Hayles calls this a performative contradiction:
‘Only beings with higher consciousness can read and understand their arguments, yet few, if any, new materialists acknowledge the functions that cognition enables for living and non-living entities.’ Hayles continues…
‘Reading new materialism, one looks in vain for recognition of cognitive processes, although they must necessarily have been involved for these discourses to exist at all.’
It’s a valid argument.

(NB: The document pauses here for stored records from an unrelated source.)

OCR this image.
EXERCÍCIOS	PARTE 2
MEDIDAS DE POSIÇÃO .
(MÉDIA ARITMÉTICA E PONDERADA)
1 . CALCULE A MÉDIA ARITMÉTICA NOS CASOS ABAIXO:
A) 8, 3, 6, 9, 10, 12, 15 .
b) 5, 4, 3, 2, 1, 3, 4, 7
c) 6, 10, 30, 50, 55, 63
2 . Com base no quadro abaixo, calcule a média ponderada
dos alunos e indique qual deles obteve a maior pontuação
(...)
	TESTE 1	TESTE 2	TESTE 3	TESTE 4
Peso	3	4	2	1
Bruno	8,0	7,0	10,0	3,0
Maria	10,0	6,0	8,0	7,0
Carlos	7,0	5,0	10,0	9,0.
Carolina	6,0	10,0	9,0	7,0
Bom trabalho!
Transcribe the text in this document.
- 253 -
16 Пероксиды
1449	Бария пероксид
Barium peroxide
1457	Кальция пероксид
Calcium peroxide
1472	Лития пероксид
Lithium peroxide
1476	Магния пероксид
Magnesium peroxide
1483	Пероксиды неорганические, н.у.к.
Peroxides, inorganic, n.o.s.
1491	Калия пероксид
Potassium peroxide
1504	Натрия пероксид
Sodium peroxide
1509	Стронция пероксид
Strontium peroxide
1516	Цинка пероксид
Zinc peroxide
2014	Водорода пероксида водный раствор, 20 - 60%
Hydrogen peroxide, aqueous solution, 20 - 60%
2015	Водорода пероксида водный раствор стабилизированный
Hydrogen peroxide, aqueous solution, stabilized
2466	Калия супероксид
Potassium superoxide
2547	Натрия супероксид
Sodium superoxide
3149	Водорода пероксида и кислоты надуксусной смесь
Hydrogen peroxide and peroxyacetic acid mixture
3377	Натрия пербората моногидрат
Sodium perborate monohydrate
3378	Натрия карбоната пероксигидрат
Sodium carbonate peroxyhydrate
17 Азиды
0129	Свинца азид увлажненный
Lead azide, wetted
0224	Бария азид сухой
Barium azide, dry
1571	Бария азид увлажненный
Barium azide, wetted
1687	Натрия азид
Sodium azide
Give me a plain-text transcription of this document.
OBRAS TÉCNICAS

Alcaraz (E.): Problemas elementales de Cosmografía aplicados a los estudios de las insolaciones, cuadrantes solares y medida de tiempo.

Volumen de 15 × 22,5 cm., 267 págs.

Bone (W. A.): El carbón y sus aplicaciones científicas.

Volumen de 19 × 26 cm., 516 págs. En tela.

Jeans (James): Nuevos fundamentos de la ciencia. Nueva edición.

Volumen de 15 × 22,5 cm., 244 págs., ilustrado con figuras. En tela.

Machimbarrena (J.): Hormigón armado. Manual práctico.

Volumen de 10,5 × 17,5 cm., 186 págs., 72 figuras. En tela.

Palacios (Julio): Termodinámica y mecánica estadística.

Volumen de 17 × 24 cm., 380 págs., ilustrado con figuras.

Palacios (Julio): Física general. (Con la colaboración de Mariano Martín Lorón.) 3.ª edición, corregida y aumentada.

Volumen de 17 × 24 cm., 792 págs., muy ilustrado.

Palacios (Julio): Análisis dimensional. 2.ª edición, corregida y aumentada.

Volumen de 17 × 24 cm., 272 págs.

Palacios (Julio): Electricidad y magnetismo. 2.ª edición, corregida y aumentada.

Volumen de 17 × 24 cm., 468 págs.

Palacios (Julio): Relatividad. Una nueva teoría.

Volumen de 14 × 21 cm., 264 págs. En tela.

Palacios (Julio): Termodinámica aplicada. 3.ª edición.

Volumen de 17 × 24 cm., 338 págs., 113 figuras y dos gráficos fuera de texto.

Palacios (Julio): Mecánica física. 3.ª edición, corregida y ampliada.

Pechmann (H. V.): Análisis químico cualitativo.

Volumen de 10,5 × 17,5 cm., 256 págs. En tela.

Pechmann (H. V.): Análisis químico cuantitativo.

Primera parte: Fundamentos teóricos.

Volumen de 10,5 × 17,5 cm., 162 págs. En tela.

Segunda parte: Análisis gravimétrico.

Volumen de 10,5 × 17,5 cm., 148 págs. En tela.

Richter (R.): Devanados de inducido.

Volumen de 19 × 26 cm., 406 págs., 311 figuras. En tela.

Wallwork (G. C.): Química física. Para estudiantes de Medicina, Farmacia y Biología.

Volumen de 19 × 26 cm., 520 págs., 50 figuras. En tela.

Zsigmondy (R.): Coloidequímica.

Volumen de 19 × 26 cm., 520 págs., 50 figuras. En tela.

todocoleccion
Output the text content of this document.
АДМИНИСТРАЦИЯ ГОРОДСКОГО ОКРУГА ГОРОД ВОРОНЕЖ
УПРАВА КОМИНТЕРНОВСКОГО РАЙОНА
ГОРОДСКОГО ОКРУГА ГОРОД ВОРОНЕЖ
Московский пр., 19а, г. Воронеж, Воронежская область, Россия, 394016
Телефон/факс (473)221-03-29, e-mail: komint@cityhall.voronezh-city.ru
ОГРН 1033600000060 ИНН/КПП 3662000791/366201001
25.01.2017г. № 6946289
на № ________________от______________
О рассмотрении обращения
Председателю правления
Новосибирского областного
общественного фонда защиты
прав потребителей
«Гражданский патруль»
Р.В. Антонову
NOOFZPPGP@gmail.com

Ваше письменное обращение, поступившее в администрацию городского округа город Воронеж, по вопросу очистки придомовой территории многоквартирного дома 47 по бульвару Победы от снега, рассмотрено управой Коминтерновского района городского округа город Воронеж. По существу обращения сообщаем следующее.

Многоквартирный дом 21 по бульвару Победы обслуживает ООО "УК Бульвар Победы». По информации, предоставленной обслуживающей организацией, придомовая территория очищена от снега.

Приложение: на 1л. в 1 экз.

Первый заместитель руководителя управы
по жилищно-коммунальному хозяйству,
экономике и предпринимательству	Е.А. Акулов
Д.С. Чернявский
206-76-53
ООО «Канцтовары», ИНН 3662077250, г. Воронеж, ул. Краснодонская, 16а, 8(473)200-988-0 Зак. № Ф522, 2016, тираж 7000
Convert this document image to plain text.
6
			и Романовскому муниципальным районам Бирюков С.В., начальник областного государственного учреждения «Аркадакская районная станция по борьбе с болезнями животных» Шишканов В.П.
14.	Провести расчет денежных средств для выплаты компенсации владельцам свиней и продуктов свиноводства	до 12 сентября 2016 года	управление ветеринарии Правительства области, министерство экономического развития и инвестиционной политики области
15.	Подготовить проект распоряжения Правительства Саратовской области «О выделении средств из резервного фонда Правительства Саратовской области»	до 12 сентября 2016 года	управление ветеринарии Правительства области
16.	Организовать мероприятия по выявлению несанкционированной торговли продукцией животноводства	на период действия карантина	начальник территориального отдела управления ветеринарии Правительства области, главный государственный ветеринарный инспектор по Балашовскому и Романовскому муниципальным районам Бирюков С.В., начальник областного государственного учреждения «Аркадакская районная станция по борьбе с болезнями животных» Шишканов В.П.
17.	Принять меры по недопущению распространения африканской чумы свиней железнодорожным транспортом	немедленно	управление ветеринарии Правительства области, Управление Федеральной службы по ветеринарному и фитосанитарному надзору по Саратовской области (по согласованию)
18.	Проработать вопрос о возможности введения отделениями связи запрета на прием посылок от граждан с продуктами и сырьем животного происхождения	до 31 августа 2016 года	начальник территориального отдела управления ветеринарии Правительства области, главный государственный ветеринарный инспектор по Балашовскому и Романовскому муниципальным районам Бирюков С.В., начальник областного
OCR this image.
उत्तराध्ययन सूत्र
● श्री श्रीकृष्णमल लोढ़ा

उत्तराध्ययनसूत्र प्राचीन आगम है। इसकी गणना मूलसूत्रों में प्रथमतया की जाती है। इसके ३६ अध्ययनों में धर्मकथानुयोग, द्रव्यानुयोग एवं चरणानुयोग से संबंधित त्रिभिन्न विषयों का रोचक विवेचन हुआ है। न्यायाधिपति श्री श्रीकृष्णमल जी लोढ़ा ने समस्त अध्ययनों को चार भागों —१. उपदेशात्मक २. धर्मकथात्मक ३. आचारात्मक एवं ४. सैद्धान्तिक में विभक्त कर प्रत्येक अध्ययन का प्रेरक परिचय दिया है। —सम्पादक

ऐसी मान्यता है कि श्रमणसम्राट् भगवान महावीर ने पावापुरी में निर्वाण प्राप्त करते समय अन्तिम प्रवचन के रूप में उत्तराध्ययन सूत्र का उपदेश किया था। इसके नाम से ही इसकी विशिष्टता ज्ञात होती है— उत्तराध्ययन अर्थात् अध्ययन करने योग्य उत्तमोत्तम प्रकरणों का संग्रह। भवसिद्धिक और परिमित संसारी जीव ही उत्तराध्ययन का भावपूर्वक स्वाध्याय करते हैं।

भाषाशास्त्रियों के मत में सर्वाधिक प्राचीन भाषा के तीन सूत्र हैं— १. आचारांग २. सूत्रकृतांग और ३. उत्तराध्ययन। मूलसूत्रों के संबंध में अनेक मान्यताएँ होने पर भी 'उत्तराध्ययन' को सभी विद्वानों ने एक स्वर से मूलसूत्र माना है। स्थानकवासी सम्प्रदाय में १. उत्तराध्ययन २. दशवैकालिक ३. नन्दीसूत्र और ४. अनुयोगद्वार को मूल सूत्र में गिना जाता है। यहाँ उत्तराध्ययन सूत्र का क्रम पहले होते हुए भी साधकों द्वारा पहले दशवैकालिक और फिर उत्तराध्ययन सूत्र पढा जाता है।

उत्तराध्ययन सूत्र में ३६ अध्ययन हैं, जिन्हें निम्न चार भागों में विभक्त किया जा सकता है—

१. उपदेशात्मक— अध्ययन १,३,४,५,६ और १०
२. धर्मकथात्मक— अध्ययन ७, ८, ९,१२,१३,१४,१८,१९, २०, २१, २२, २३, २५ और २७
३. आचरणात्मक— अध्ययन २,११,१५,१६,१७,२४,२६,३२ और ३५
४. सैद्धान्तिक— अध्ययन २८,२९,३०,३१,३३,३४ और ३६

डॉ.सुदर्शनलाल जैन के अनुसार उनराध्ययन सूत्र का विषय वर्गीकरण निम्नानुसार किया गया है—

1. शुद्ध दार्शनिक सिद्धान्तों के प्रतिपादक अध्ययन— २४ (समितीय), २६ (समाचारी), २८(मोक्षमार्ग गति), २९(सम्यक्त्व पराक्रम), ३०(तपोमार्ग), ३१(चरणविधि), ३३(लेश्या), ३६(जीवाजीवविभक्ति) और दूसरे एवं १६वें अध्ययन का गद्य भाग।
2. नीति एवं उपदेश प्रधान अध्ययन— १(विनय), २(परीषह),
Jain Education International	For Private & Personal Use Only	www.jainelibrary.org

But one drawn from a biased cognitive theoretical frame…
Indeed, human perception is not entirely discounted from Whiteheadian HCI.
Firstly, the decentring of the cognitive subject should not become confused with the disappearance of thought.
Although cognition is regarded as something that arrives late, higher consciousness is not altogether discounted.
There are moments of self-enjoyment – of ‘one arising out of the composition of the many’.
But self-enjoyment must not be misinterpreted as the point wherein mind bifurcates from matter.
Mind and matter need to be taken together…
Secondly, yes, high-theory analysis must clearly be filtered through higher cognition, but that should not prevent speculation about pre-cognitive experience.
Nonconscious habits, for example, which are often misleadingly ‘designated as belonging to the mind’, develop through complex processes, enabling decisions to occur prior to cognition.
Significantly, then, while discarding the phenomenal syntax is vital to grasping Media Alive.
Getting rid of it is not equal to rejecting human perception!
Perception and event must not be prized apart in any way, shape or form.
But, perception alone does not produce the reality of experience.
Perception does not decide if things are more or less real!
Which is to say, in a Whiteheadian frame, embodied interaction only goes as far as declaring mere instants of percipient, and sometimes false, events in experience.
What the Whiteheadian sleepwalker profoundly tells us is that it is, inversely, the event of experience that produces perception.
To start to conclude then… perhaps those who lament the loss of human cognition in Media Alive have their media history confused…
There has never been a human mind that had such a privileged status in media events.
Consider the fictional alien in Nicolas Roeg’s 1976 film, The Man Who Fell to Earth.
Throughout the film, we see how, sitting in front of banks of TV screens, Thomas Newton, experiences all the events of the analogue media world.
It drives him crazy!
‘Get out of my mind, all of you… Leave my mind alone,” he screams at the TVs.
But, aside from Bowie’s convincing extra-terrestrial performance, humans are not aliens of this kind…
We cannot detach experiences of media objects from the entangled thickness of media events.
Human experience of media does not operate like Newton’s command post – experiencing everything in the here and now!
Minds are not absent from the matter-flow of events.
We should not therefore be too concerned with trying to re-insert human consciousness into the hidden operational level of computation.
We have never had a command module in the technological nonconscious.
Finally, then, we might have to settle for the sleepwalker’s mere foothold in the durational viscosity of Media Alive.